1. Kossi EFOUI, Une magie ordinaire, Paris, Seuil, 2023, p. 13.
2. Ibid., p. 113–115.
3. Ibid., p.132.


Hannah Steurer, « Raconter contre et à partir des « choses dures » », The Reparation Blog, 30.05.2025, https://cure.uni-saarland.de/fr/mediatheque/blog/raconter-contre-et-a-partir-des-choses-dures/.


Kossi Efoui

Kossi Efoui est né au Togo en 1962. Il vit et écrit en France depuis 1990. Ses romans sont publiés aux Éditions du Seuil et ses textes dramatiques chez Lansman. Il partage ses activités d’écriture entre la création et l’animation d’ateliers. Il intervient fréquemment en milieu universitaire, mais aussi pour des associations et dans les milieux périurbains, hospitaliers ou encore carcéraux. La particularité de son travail d’auteur de théâtre est de situer l’écriture à la croisée d’outils textuels et plastiques, puisqu’il utilise aussi les mots, au-delà de leur contenu narratif, comme des matériaux. Son écriture mêle donc textualité, matérialité et musicalité pour traiter de problématiques aussi bien philosophiques, politiques, qu’anthropologiques.
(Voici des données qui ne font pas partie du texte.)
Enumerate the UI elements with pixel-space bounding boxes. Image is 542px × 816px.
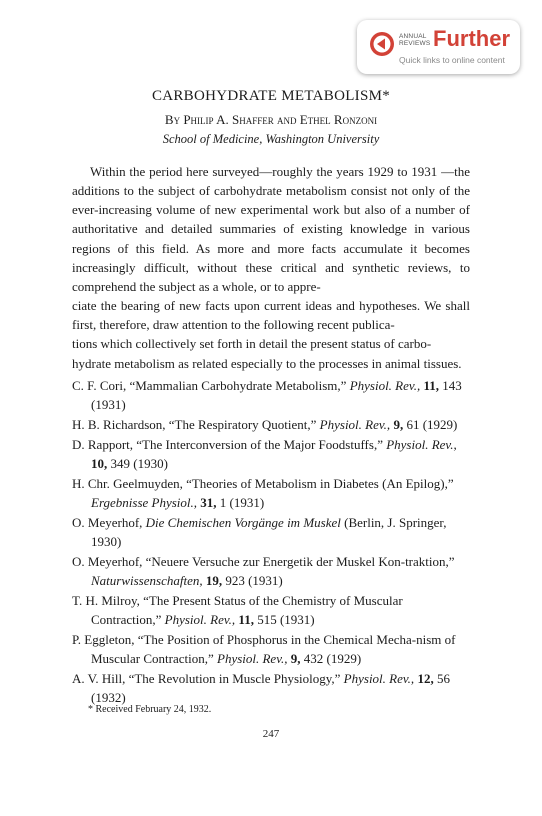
- page-number: 247: [262, 728, 280, 740]
- reference-journal: Physiol. Rev.,: [349, 378, 421, 393]
- further-logo-icon: [369, 31, 395, 57]
- reference-pages-year: 349 (1930): [107, 456, 168, 471]
- reference-journal: Naturwissenschaften,: [91, 573, 203, 588]
- reference-text: D. Rapport, “The Interconversion of the Major Foodstuffs,”: [72, 436, 387, 452]
- reference-volume: 11,: [423, 378, 439, 393]
- badge-tagline: Quick links to online content: [399, 55, 505, 65]
- affiliation: School of Medicine, Washington University: [162, 132, 380, 146]
- article-title: CARBOHYDRATE METABOLISM*: [151, 88, 391, 104]
- badge-reviews-text: REVIEWS: [399, 40, 431, 47]
- reference-volume: 10,: [91, 456, 108, 471]
- reference-pages-year: 61 (1929): [403, 417, 458, 432]
- received-footnote: * Received February 24, 1932.: [88, 704, 212, 715]
- badge-annual-text: ANNUAL: [399, 33, 427, 40]
- reference-pages-year: (Berlin, J. Springer, 1930): [91, 514, 447, 549]
- reference-item: [72, 630, 472, 668]
- reference-item: [72, 435, 472, 473]
- reference-volume: 11,: [238, 612, 254, 627]
- reference-pages-year: 923 (1931): [222, 573, 283, 588]
- reference-item: [72, 669, 472, 707]
- reference-item: [72, 474, 472, 512]
- reference-text: H. B. Richardson, “The Respiratory Quotient,”: [72, 417, 320, 432]
- reference-pages-year: 432 (1929): [300, 651, 362, 666]
- reference-volume: 9,: [393, 417, 404, 432]
- reference-text: H. Chr. Geelmuyden, “Theories of Metabolism in Diabetes (An Epilog),”: [72, 475, 454, 491]
- reference-item: [72, 552, 472, 590]
- reference-text: P. Eggleton, “The Position of Phosphorus in the Chemical Mecha-nism of Muscular Contraction,”: [72, 631, 456, 666]
- reference-volume: 12,: [417, 670, 434, 686]
- reference-pages-year: 1 (1931): [216, 495, 265, 510]
- intro-paragraph: Within the period here surveyed—roughly the years 1929 to 1931 —the additions to the subject of carbohydrate metabolism consist not only of the ever-increasing volume of new experimental work but also of a number of authoritative and detailed summaries of existing knowledge in various regions of this field. As more and more facts accumulate it becomes increasingly difficult, without these critical and synthetic reviews, to comprehend the subject as a whole, or to appre- ciate the bearing of new facts upon current ideas and hypotheses. We shall first, therefore, draw attention to the following recent publica- tions which collectively set forth in detail the present status of carbo- hydrate metabolism as related especially to the processes in animal tissues.: [72, 164, 470, 371]
- reference-text: C. F. Cori, “Mammalian Carbohydrate Metabolism,”: [72, 378, 350, 393]
- reference-item: [72, 591, 472, 629]
- reference-text: O. Meyerhof, “Neuere Versuche zur Energetik der Muskel Kon-traktion,”: [72, 553, 455, 569]
- reference-journal: Physiol. Rev.,: [386, 436, 457, 452]
- reference-item: [72, 415, 472, 434]
- author-name: Philip A. Shaffer: [183, 112, 274, 127]
- reference-pages-year: 515 (1931): [253, 612, 315, 627]
- reference-journal: Physiol. Rev.,: [319, 417, 391, 432]
- reference-pages-year: 56 (1932): [91, 670, 450, 705]
- reference-pages-year: 143 (1931): [91, 378, 462, 413]
- reference-text: A. V. Hill, “The Revolution in Muscle Physiology,”: [72, 670, 344, 686]
- reference-item: [72, 376, 472, 414]
- annual-reviews-further-badge[interactable]: [357, 20, 520, 74]
- badge-further-wordmark: Further: [433, 26, 510, 51]
- reference-journal: Die Chemischen Vorgänge im Muskel: [145, 514, 341, 530]
- reference-journal: Physiol. Rev.,: [164, 612, 236, 627]
- reference-volume: 19,: [205, 573, 223, 588]
- reference-journal: Ergebnisse Physiol.,: [91, 495, 198, 510]
- reference-list: [72, 376, 472, 708]
- author-name: Ethel Ronzoni: [299, 112, 378, 127]
- reference-text: T. H. Milroy, “The Present Status of the Chemistry of Muscular Contraction,”: [72, 592, 403, 627]
- reference-volume: 9,: [290, 651, 301, 666]
- reference-volume: 31,: [200, 495, 217, 510]
- reference-text: O. Meyerhof,: [72, 514, 146, 530]
- reference-journal: Physiol. Rev.,: [217, 651, 288, 666]
- reference-journal: Physiol. Rev.,: [343, 670, 415, 686]
- reference-item: [72, 513, 472, 551]
- by-word: By: [164, 112, 181, 127]
- authors-line: [0, 112, 542, 128]
- and-word: and: [276, 112, 297, 127]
Il a travaillé avec des plasticiens et des professionnels du plateau : metteur en scène, comédien, costumier, régisseur lumière et compositeur, dans une collaboration de plus de 20 ans avec la Compagnie Théâtre Inutile. La dimension plastique de son écriture rejoint une préoccupation centrale, qui est celle du corps et de ses représentations dans la société postmoderne.

© KHK CURE

Dr. Hannah Steurer

Hannah Steurer est directrice de programme de recherche au centre Käte Hamburger CURE, responsable de l’axe Expérience. Elle mène notamment des recherches sur les formes littéraires de l’expérience épidémique, et s’intéresse aux modes d’écriture de la ville, aux cultures matérielles et aux esthétiques du rêve, notamment dans les littératures françaises et italiennes. Elle a étudié les langues et littératures romanes et allemandes et a obtenu son doctorat en 2020 avec une thèse consacrée aux Tableaux de Berlin : Regards français sur Berlin au XIXe au XXIe siècle – thèse récompensée par le prix Dr Eduard Martin. Après son doctorat, Hannah Steurer a travaillé comme postdoctorante à l’école doctorale « Europäische Traumkulturen » (Cultures européennes du rêve). En 2022, elle a été admise au programme d’excellence pour les femmes scientifiques de l’université de la Sarre.